New York’ta Roma’dan fazla pizzacı var. Amerika’daki 40 bini aşkın Çin lokantasının büyük kısmı bu kentte. Vasat New York’lu haftada asgari bir kere restoranda yemek yiyor.
Her keseye uygun yer bulmak mümkün. Kişi başı 15-20 dolara da doyabilirsiniz, 300-500 dolara da. Tatsız sürprizlerle karşılaşmamak için girişte asılan mönülerdeki fiyatları incelemek lazım.
SİNEMA çıkışında 56’ncı Sokağa dönüyoruz. Hafif kar çiselemesi altında bir lokanta arıyoruz. Manhattan’ın göbeğindeki bu sokak, lokantaların Birleşmiş Milletler Genel Kurulu gibi. Fransız’dan Çin’e, İtalyan’a, Arjantin’den Vietnam’a... Burası kentin en yoğun restoran sokağı. Aramızda ‘Hangisine gidelim?’ tartışması yaparken kapılarda bekleyenler dikkatimizi çekiyor. Millet kuyrukta. Artık nerede yer bulursak oraya gidecegiz. Gruptan iki kişi karşı kaldırımdakileri deniyor. Beşinci Cadde’ye yaklaştığımızda bir Hint restoranının menajeri ‘Dört kişi mi? Gelin’ diyor. Mutfak bitişiğindeki boş masaya yerleşiyoruz.

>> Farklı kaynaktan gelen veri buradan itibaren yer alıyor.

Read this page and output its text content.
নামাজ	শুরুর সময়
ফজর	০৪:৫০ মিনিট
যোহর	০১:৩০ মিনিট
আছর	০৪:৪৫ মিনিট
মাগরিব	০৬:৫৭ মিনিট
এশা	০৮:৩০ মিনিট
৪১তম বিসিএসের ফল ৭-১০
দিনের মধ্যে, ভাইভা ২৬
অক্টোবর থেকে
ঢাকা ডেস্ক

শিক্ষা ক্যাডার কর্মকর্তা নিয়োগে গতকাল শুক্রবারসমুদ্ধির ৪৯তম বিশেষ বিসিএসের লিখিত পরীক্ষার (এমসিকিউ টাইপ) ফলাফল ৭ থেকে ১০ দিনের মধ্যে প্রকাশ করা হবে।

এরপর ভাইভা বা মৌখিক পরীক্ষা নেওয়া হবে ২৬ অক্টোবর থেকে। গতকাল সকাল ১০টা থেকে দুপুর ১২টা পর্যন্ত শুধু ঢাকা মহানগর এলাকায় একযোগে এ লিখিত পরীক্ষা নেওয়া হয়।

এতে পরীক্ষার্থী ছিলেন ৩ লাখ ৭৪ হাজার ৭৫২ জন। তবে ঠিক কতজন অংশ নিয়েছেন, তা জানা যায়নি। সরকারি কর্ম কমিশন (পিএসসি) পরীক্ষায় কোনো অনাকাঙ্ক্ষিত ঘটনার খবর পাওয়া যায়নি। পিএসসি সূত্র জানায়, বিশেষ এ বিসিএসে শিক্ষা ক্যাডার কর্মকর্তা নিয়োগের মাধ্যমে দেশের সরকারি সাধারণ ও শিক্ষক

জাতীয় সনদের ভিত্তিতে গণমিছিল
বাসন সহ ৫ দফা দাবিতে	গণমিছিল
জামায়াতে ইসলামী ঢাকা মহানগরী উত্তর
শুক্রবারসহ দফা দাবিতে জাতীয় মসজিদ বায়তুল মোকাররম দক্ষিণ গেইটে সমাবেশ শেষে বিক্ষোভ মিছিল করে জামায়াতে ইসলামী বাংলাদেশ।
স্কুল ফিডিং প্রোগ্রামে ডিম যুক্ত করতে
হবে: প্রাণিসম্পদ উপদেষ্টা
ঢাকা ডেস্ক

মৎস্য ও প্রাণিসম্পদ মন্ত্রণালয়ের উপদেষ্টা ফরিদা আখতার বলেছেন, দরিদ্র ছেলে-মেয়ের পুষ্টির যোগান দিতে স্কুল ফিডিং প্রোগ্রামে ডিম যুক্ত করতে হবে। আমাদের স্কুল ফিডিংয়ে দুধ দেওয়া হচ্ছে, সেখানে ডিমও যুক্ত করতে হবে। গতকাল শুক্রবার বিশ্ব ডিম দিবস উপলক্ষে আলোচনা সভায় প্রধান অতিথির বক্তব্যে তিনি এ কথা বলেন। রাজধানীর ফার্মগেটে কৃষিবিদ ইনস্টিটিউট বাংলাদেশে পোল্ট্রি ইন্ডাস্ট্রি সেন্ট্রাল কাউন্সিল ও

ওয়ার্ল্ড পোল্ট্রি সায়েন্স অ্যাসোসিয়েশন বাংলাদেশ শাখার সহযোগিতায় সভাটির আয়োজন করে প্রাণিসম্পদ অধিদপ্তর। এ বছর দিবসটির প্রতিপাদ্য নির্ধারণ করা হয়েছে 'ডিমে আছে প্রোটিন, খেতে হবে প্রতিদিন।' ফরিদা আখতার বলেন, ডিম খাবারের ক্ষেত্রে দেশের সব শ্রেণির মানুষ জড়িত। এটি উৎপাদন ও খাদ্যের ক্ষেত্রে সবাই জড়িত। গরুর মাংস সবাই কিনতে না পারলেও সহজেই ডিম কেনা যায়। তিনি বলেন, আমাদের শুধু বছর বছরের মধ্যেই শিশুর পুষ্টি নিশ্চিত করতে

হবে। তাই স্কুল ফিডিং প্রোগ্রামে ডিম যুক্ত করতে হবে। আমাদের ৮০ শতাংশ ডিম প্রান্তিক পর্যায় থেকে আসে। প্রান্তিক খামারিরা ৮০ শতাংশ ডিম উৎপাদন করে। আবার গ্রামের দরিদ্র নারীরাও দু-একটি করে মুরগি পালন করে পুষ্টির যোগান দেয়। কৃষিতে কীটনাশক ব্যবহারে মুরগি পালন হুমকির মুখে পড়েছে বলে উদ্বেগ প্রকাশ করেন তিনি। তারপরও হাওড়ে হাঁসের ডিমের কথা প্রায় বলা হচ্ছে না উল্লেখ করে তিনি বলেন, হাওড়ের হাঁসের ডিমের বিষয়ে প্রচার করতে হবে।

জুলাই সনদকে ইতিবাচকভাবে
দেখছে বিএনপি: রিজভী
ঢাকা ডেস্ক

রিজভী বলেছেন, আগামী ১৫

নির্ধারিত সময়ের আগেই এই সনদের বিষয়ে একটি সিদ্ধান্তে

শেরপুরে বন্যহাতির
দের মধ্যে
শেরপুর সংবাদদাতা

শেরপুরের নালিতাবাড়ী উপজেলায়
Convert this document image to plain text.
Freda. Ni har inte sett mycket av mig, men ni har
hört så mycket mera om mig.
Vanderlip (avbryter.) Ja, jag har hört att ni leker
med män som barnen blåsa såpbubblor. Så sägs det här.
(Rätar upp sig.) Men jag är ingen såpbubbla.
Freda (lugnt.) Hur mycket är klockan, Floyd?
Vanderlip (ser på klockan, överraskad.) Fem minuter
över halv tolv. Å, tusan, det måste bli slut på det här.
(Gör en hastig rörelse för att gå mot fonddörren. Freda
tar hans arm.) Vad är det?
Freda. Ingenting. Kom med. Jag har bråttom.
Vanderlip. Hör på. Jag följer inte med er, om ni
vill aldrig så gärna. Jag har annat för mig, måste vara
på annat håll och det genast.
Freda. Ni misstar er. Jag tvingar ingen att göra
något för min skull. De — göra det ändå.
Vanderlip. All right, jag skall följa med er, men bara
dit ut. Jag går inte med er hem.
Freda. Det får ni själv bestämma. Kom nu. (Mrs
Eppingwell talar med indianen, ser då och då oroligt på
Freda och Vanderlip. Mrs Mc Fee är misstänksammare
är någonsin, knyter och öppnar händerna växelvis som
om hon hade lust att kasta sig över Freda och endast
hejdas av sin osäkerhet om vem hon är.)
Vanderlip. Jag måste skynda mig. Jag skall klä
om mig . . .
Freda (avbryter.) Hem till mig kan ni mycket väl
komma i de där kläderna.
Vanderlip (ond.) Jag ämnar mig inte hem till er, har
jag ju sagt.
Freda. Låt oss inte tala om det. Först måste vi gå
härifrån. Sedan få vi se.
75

Hinduca-İngilizce karışımı çapraşık mönüden siparişleri beklerken seyrettiğimiz Oscar ödüllü filmin değerlendirmesini yapıyoruz. Tabaklar daha masaya konmadan ağır kokulu baharatlı soslardan yemeklerin geldiğini anlıyoruz. ’Curry’ denen keskin kokulu sosla karışık yağlı, bol salçalı parça etler, pilav, sebze, elma-portakal parçaları içiçe. Sohbet devam ediyor ama kimsenin açlık bastırması dışında yemeğe ilgi gösterdiği yok. Mutfaktan gelen kokularla zaten dumanaltı olmuşuz. Türkiye’den gelen arkadaşımız hesabı istiyor. Dolu tabaklara bakan garson ‘Doggie Bag’e (köpek torbası) koyayım mı?’ deyince dostumuzun ‘Benim köpeğim yok’ yanıtına hep birlikte gülüyoruz. Yıllar önce lokantada artık kalan yemekleri paketleyip müşteriye verme anlamındaki bu deyimi bilmeden kullandığımda bana da gülmüşlerdi.
*
AMERİKALILAR ve özellikle New Yorklular için yemek, en büyük tutku. Manhattan köşe başında sosisli sandviç, kahve-kola, kurabiye satıcıları, McDonalds, Wendy’s, KFC zincirlerinin hamburger, kızartma piliç-balık restoranları, Koreli şarküterilerde Uzakdoğu’nun sıcak yemekleri, sebze-meyve tezgahları, çorba-ısmarlama sandviç dükkanları, Ortadoğu’nun falafel-şiş ve döner kebapçılarından geçilmiyor. New York’ta Roma’dan fazla pizzacı var. Amerika’daki 40 bini aşkın Çin lokantasının büyük kısmı bu kentte. Vasat New York’lu haftada asgari bir kere restoranda yemek yiyor. Ama ilişki bu kadar değil. Arz ve talep ikilemi sürekli buluşlar yaratıyor. Karı-koca çalışan çiftler eve dönüşte mutfakta yemek hazırlama yerine muhitteki lokanta, mezeci-sandviç dükkanı ve pizzacılara telefonla sipariş veriyorlar. Biftek, köfte-ekmekten makarna, ızgara balık, lahmacun, ham balık ürünleri, salata, hamur tatlısı ve dondurmaya çeşitli gıdalar ısı geçirmez plastik çantalar içinde bisikletle evlere taşınıyor.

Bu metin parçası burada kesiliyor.